L’état-major d’un groupuscule néo-nazi jugé trois ans après sa dissolution
L'état-major du groupe skinhead Blood and Honour Hexagon, dissous en 2019 pour son idéologie néo-nazie raciste et antisémite, est jugé pour "participation à un groupe de combat"
« Un groupe d’amis qui organisent des concerts » ou un groupe de combat ? L’état-major du groupe skinhead Blood and Honour Hexagone (BHH), groupuscule d’ultradroite dissous en 2019 pour son idéologie néo-nazie raciste et antisémite, est jugé jusqu’à mercredi à Marseille.
Les croix gammées, les saluts nazis, « tout ça faisait partie du folklore », s’est défendu devant le tribunal correctionnel de Marseille Loïc Delboy, fondateur et chef de BHH, jugé pour participation à un groupe de combat avec deux autres responsables et un sympathisant.
Tatouages sur le cou, cet homme de 41 ans, aujourd’hui livreur de matériel médical et « agent d’accueil » au noir dans des établissements de nuit a présenté BHH comme un simple « groupe d’amis qui organisent des concerts ».
Mais, il n’a pas renié une idéologie raciste et antisémite assumant par exemple avoir prononcée en 2013 un discours appelant à « reconquérir la terre de nos ancêtres et non de l’abandonner aux chiens d’Israël et aux fils d’Allah ».
Aspirant désormais à une vie de famille, il estime que ce passé lui avait valu d’être injustement incarcéré en 2018 pour deux affaires de harcèlement et de violences conjugales avec arme. Lors de son interpellation en 2016, il revendiquait son appartenance à l’extrême droite « pour défendre [s]on pays comme l’engagement de [s]a vie ». Mais il assure désormais que cet engagement est « en sommeil »: « je garde mes idées pour moi », a-t-il dit au tribunal.
Blood and Honour Hexagone n’avait pas contesté sa dissolution par décret en juillet 2019 par le président de la République qui en avait fait la promesse lors d’un dîner du Conseil représentatif des institutions juives de France (Crif). « Quel intérêt d’engager un avocat pour contester la dissolution alors que cela faisait déjà deux ans qu’on n’existait plus, qu’on n’organisait plus de concerts », a-t-il expliqué à la présidente du tribunal Karine Sabourin.
Poings américains ornés de croix gammées
David Dumas, trésorier de l’association Hexa Prods, vitrine légale de BHH, a lui contesté appartenir à un groupe de combat ayant accès aux armes et susceptible de troubler l’ordre public.

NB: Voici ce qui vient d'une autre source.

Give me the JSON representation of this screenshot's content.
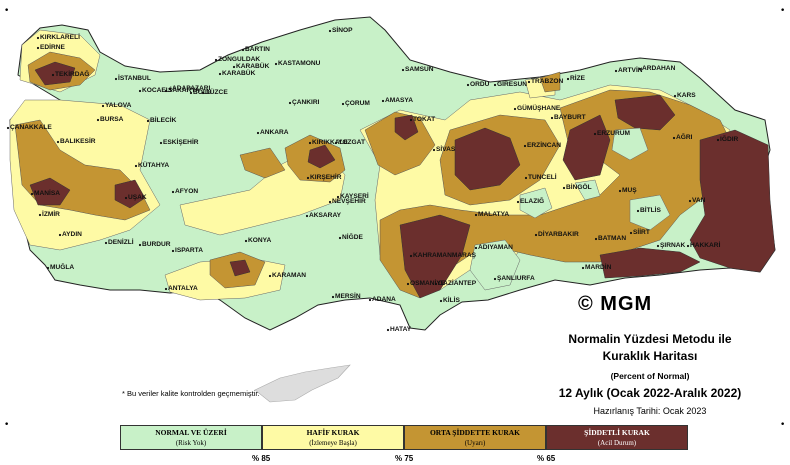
{
  "title_lines": [
    "Normalin Yüzdesi Metodu ile",
    "Kuraklık Haritası",
    "(Percent of Normal)",
    "12 Aylık (Ocak 2022-Aralık 2022)",
    "Hazırlanış Tarihi: Ocak 2023"
  ],
  "logo": "© MGM",
  "note": "* Bu veriler kalite kontrolden geçmemiştir.",
  "legend": [
    {
      "label": "NORMAL VE ÜZERİ",
      "sub": "(Risk Yok)",
      "color": "#c8f1c8"
    },
    {
      "label": "HAFİF KURAK",
      "sub": "(İzlemeye Başla)",
      "color": "#fefaa5"
    },
    {
      "label": "ORTA ŞİDDETTE KURAK",
      "sub": "(Uyarı)",
      "color": "#c49533"
    },
    {
      "label": "ŞİDDETLİ KURAK",
      "sub": "(Acil Durum)",
      "color": "#6b2f2d"
    }
  ],
  "thresholds": [
    "% 85",
    "% 75",
    "% 65"
  ],
  "corner_marks": [
    "•",
    "•",
    "•",
    "•"
  ],
  "cities": [
    "KIRKLARELİ",
    "EDİRNE",
    "TEKİRDAĞ",
    "İSTANBUL",
    "KOCAELİ",
    "SAKARYA",
    "DÜZCE",
    "YALOVA",
    "BURSA",
    "BİLECİK",
    "ÇANAKKALE",
    "BALIKESİR",
    "ESKİŞEHİR",
    "KÜTAHYA",
    "AFYON",
    "UŞAK",
    "MANİSA",
    "İZMİR",
    "AYDIN",
    "DENİZLİ",
    "MUĞLA",
    "BURDUR",
    "ISPARTA",
    "ANTALYA",
    "KONYA",
    "KARAMAN",
    "MERSİN",
    "ADANA",
    "HATAY",
    "OSMANİYE",
    "GAZİANTEP",
    "KİLİS",
    "ŞANLIURFA",
    "ADIYAMAN",
    "MALATYA",
    "KAHRAMANMARAŞ",
    "NİĞDE",
    "AKSARAY",
    "NEVŞEHİR",
    "KAYSERİ",
    "KIRŞEHİR",
    "KIRIKKALE",
    "ANKARA",
    "ÇANKIRI",
    "KARABÜK",
    "ZONGULDAK",
    "BARTIN",
    "KASTAMONU",
    "SİNOP",
    "SAMSUN",
    "ÇORUM",
    "AMASYA",
    "TOKAT",
    "YOZGAT",
    "SİVAS",
    "ORDU",
    "GİRESUN",
    "TRABZON",
    "RİZE",
    "ARTVİN",
    "ARDAHAN",
    "KARS",
    "IĞDIR",
    "AĞRI",
    "ERZURUM",
    "BAYBURT",
    "GÜMÜŞHANE",
    "ERZİNCAN",
    "TUNCELİ",
    "BİNGÖL",
    "ELAZIĞ",
    "DİYARBAKIR",
    "BATMAN",
    "SİİRT",
    "ŞIRNAK",
    "HAKKARİ",
    "VAN",
    "BİTLİS",
    "MUŞ",
    "MARDİN",
    "BOLU",
    "ADAPAZARI",
    "KARABÜK"
  ]
}
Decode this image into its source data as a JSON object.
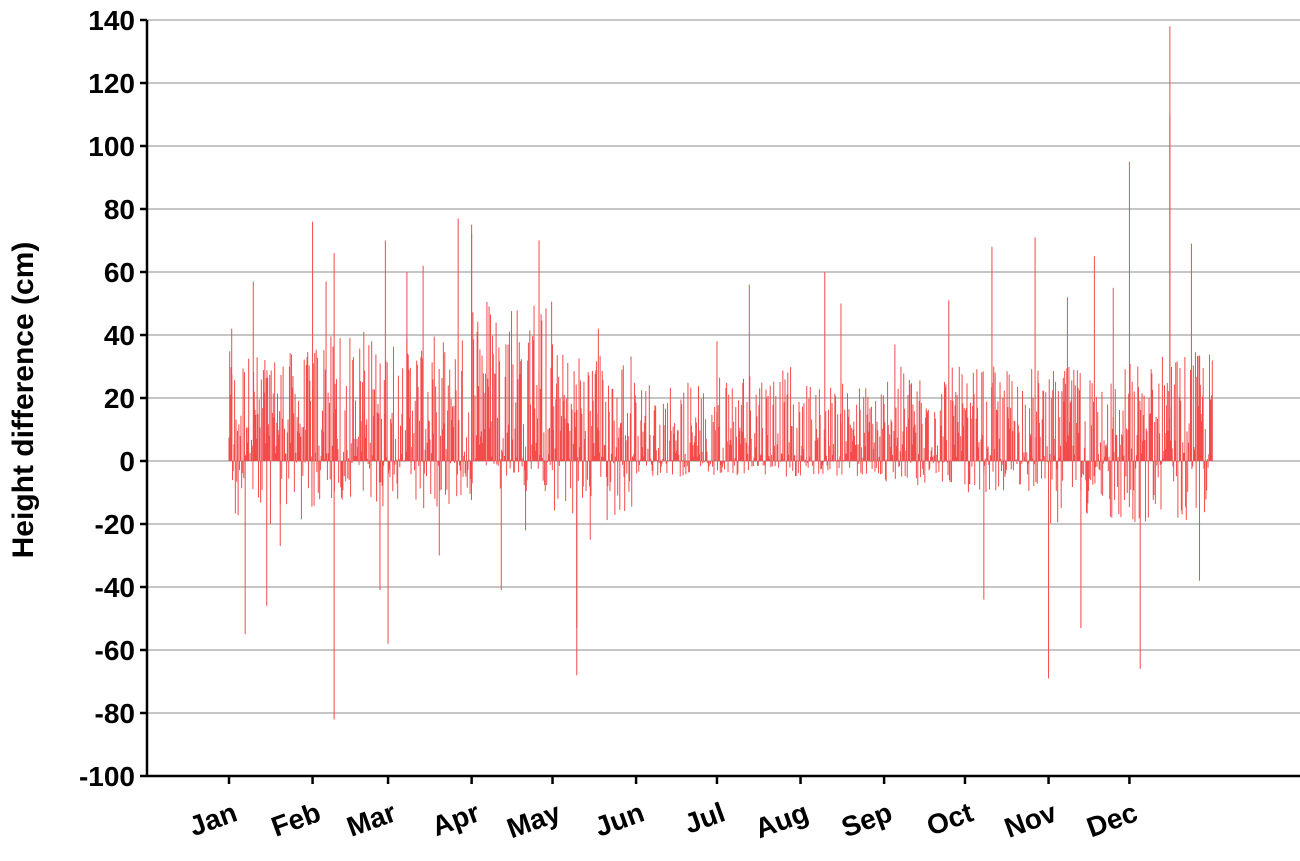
{
  "chart_data": {
    "type": "bar",
    "title": "",
    "xlabel": "",
    "ylabel": "Height difference (cm)",
    "ylim": [
      -100,
      140
    ],
    "yticks": [
      -100,
      -80,
      -60,
      -40,
      -20,
      0,
      20,
      40,
      60,
      80,
      100,
      120,
      140
    ],
    "xticks": [
      "Jan",
      "Feb",
      "Mar",
      "Apr",
      "May",
      "Jun",
      "Jul",
      "Aug",
      "Sep",
      "Oct",
      "Nov",
      "Dec"
    ],
    "grid": true,
    "bar_color": "#f34a4a",
    "series": [
      {
        "description_unit": "day",
        "extreme_values": [
          {
            "x": "Jan 2",
            "y": 42
          },
          {
            "x": "Jan 7",
            "y": -55
          },
          {
            "x": "Jan 10",
            "y": 57
          },
          {
            "x": "Jan 15",
            "y": -46
          },
          {
            "x": "Jan 20",
            "y": -27
          },
          {
            "x": "Feb 1",
            "y": 76
          },
          {
            "x": "Feb 6",
            "y": 57
          },
          {
            "x": "Feb 9",
            "y": 66
          },
          {
            "x": "Feb 9",
            "y": -82
          },
          {
            "x": "Feb 20",
            "y": 41
          },
          {
            "x": "Feb 26",
            "y": -41
          },
          {
            "x": "Feb 28",
            "y": 70
          },
          {
            "x": "Mar 1",
            "y": -58
          },
          {
            "x": "Mar 8",
            "y": 60
          },
          {
            "x": "Mar 14",
            "y": 62
          },
          {
            "x": "Mar 20",
            "y": -30
          },
          {
            "x": "Mar 27",
            "y": 77
          },
          {
            "x": "Apr 1",
            "y": 75
          },
          {
            "x": "Apr 1",
            "y": 72
          },
          {
            "x": "Apr 12",
            "y": -41
          },
          {
            "x": "Apr 21",
            "y": -22
          },
          {
            "x": "Apr 26",
            "y": 70
          },
          {
            "x": "May 1",
            "y": 37
          },
          {
            "x": "May 10",
            "y": -68
          },
          {
            "x": "May 10",
            "y": -53
          },
          {
            "x": "May 15",
            "y": -25
          },
          {
            "x": "May 18",
            "y": 42
          },
          {
            "x": "Jul 1",
            "y": 38
          },
          {
            "x": "Jul 13",
            "y": 56
          },
          {
            "x": "Aug 10",
            "y": 60
          },
          {
            "x": "Aug 16",
            "y": 50
          },
          {
            "x": "Sep 5",
            "y": 37
          },
          {
            "x": "Sep 25",
            "y": 51
          },
          {
            "x": "Oct 8",
            "y": -44
          },
          {
            "x": "Oct 11",
            "y": 68
          },
          {
            "x": "Oct 27",
            "y": 71
          },
          {
            "x": "Nov 1",
            "y": -69
          },
          {
            "x": "Nov 8",
            "y": 52
          },
          {
            "x": "Nov 13",
            "y": -53
          },
          {
            "x": "Nov 18",
            "y": 65
          },
          {
            "x": "Nov 25",
            "y": 55
          },
          {
            "x": "Dec 1",
            "y": 95
          },
          {
            "x": "Dec 5",
            "y": -66
          },
          {
            "x": "Dec 16",
            "y": 138
          },
          {
            "x": "Dec 16",
            "y": 110
          },
          {
            "x": "Dec 24",
            "y": 69
          },
          {
            "x": "Dec 27",
            "y": -38
          }
        ],
        "typical_range_by_month": [
          {
            "month": "Jan",
            "low": -20,
            "high": 35
          },
          {
            "month": "Feb",
            "low": -15,
            "high": 40
          },
          {
            "month": "Mar",
            "low": -15,
            "high": 40
          },
          {
            "month": "Apr",
            "low": -10,
            "high": 55
          },
          {
            "month": "May",
            "low": -20,
            "high": 35
          },
          {
            "month": "Jun",
            "low": -5,
            "high": 25
          },
          {
            "month": "Jul",
            "low": -5,
            "high": 30
          },
          {
            "month": "Aug",
            "low": -5,
            "high": 25
          },
          {
            "month": "Sep",
            "low": -8,
            "high": 30
          },
          {
            "month": "Oct",
            "low": -10,
            "high": 30
          },
          {
            "month": "Nov",
            "low": -20,
            "high": 30
          },
          {
            "month": "Dec",
            "low": -20,
            "high": 35
          }
        ]
      }
    ]
  }
}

La procureure, Laurie Leblond, énumère les titres de la littérature nazie retrouvés chez lui avec des photos le représentant bras levé, un briquet à l’effigie d’Hitler ou une statuette de l’aigle nazi. Cet imprimeur de 51 ans répond aujourd’hui ne plus « rien penser du nazisme ».
Jérémy Recagno, un tatoueur d’Aubagne qui n’avait jamais été membre de BHH mais était un sympathisant, tenant par exemple un stand de tatouage lors des concerts et tournois d’arts martiaux interdits à l’époque organisés par le groupuscule, ne s’est pas présenté par « peur des représailles », a justifié son défenseur Me Yassine Maharsi sans en dire plus.
Au terme de leur enquête, les gendarmes avaient eux conclu que « Blood and Honour Hexagone est une machine à idéologie national-socialiste dont le but est de distiller des messages de haine ».
Ils avaient notamment saisi chez la vingtaine de membres que réunissait ce groupuscule un fusil à pompe remilitarisé, une grande quantité d’armes blanches, des dagues avec le sigle SS, des battes de base-ball, des poings américains ornés de croix gammées, des gilets pare-balles, utiles pour assurer la sécurité des rassemblements.
BHH organisait quatre grandes manifestations par an dont le « White Christmas » et le Ian Stuart Donaldson, à la mémoire du fondateur anglais de ce mouvement dont le nom reprend la devise des jeunesses hitlériennes: Sang et Honneur. Cette dernière manifestation s’achevait traditionnellement sur une minute de silence accompagnée du salut nazi.
Les concerts qu’ils montaient en région lyonnaise pouvaient rassembler jusqu’à 400 personnes. A la sortie de l’un d’eux en 2016, dans la salle des fêtes de Torcheflon (Isère), sur 363 personnes contrôlées par les gendarmes, 68 étaient fichées « Sûreté de l’Etat », membres de l’ultradroite radicale.
Quatre autres prévenus sont jugés dans ce dossier uniquement pour des infractions à la législation sur les armes sans lien avec le groupuscule d’ultradroite, dont un ancien armurier chez lequel un arsenal avait été découvert en juin 2016.